Durham writes that “it seems highly likely that, at a minimum, confirmation bias played a significant role in the FBI’s acceptance of extraordinarily serious allegations derived from uncorroborated information that had not been subjected to the typical exacting analysis employed by the FBI and other members of the Intelligence Community.”

The distinction is important, which Durham seems to acknowledge. While discussing confirmation bias, he notes that it’s a “common human tendency” that is “mostly unintentional.”

That’s a far cry from Barr’s comments citing abuse of power and “sabotage,” and his claim that “we are not dealing with just mistakes or sloppiness.”
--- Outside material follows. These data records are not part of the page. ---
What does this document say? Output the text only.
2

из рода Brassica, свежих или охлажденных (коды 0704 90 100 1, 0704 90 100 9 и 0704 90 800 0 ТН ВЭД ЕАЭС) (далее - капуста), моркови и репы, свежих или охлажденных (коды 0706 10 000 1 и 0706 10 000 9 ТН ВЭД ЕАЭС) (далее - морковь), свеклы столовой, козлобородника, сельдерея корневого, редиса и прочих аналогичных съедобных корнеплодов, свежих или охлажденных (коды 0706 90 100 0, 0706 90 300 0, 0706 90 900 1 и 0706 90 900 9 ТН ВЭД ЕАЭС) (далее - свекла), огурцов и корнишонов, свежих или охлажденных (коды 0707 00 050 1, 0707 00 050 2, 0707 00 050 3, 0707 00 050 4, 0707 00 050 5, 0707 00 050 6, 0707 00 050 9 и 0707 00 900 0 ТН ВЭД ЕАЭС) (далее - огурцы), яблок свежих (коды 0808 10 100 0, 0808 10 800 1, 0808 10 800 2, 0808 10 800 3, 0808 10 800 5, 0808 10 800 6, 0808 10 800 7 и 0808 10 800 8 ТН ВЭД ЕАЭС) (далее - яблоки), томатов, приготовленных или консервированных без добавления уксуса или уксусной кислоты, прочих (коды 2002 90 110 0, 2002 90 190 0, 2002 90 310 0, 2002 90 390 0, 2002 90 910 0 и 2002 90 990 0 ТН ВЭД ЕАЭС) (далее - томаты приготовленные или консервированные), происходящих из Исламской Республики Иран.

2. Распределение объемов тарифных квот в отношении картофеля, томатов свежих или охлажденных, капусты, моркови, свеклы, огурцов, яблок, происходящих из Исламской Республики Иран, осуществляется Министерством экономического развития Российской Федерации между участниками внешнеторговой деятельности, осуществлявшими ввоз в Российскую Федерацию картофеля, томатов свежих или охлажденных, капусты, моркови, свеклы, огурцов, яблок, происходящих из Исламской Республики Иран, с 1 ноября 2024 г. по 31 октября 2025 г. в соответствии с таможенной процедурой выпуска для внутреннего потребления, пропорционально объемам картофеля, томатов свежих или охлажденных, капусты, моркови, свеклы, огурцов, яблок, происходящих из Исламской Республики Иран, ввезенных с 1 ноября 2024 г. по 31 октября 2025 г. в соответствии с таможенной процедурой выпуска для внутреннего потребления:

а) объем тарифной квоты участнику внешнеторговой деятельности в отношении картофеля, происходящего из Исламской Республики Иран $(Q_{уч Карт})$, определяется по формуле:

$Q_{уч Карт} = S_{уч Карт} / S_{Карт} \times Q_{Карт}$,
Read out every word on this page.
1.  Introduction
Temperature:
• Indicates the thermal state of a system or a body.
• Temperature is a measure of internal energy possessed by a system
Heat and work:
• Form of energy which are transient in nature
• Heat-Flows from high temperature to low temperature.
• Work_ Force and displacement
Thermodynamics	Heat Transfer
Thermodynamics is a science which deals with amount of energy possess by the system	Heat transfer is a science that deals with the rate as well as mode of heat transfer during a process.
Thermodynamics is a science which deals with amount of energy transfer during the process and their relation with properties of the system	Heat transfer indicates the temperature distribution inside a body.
That the Durham probe failed to live up to Barr’s hype isn’t exactly news. The New York Times earlier this year published an extensive and worthwhile recap of just that. But when the prosecutions didn’t pan out, Barr shifted his focus away from criminal convictions.

In 2020, Barr said Durham’s “primary focus isn’t to prepare a report; he is to bring to justice people who were engaged in abuses if he can show that there were criminal violations.” But last year, Barr suddenly hailed the utility of getting “the story out.”

“I think he accomplished something far more important, which is he brought out the truth in two important areas,” Barr said.

As we wrote at the time: “We’ll have to wait to see whether Durham ever produces anything that could reasonably back up Barr’s hype. But Barr’s own comments suggest he himself isn’t terribly optimistic.”